The industry drilled 1,418 wells in 2005, about 11% more than in 2004 and 60% more than in 2001. Field activity shows no signs of dropping off significantly. B.C. targets largely survived the cut when the nation’s second-biggest producer, Canadian Natural Resources Ltd., this week lopped 50% off its gas drilling program for the rest of this year and switched the money to oil prospects.

The cut will be concentrated on shallow and coalbed methane drilling that suffer the worst when gas prices retreat even temporarily due to low well production rates and rising industry costs, CNRL said.

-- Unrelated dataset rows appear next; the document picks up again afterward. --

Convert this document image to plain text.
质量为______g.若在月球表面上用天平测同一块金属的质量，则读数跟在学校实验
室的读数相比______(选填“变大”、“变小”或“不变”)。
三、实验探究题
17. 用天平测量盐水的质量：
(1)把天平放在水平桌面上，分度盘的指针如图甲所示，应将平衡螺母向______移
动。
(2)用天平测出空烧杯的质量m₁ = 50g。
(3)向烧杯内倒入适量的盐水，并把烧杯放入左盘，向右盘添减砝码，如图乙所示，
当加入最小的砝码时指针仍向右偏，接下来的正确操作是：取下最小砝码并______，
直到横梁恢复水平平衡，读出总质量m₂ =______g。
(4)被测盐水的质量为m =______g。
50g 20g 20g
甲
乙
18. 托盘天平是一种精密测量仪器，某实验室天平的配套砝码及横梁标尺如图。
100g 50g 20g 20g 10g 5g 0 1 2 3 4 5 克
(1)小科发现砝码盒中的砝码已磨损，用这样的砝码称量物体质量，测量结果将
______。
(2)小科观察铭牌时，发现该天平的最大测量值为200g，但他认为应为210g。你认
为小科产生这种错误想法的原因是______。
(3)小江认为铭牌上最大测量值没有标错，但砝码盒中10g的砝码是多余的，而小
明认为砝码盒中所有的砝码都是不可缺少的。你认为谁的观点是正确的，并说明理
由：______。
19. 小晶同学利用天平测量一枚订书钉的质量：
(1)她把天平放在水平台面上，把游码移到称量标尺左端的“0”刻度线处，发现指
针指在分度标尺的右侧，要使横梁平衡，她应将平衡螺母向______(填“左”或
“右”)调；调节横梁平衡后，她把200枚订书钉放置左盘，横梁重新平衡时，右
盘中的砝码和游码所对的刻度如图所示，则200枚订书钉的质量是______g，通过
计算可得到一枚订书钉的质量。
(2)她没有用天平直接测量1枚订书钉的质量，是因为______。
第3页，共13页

The company holds two million acres (3,125 square miles) of drilling properties in northeastern B.C. and drilled 199 wells on them in the first six months of this year.

Wells aimed at positioning the company for 2007 drilling campaigns will continue to be drilled this fall. While CNRL’s heaviest investments are in oilsands projects and its long-range strategy calls for a majority of its production eventually to become light oil, the company said it is not about to give up properties, technology and know-how that made it a 1.4 Bcf/d-plus leader among Canadian gas producers.

The gas budget paring is a change in activity timing rather than a decision to exit the field. No cuts were made in budgets for the underpinnings of future drilling campaigns, land acquisition and seismic exploration. Watch for more switches in emphasis down the road as pricing relationships between gas and oil change. “We’re focused on returns, not on volume growth,” CNRL president Steve Laut said.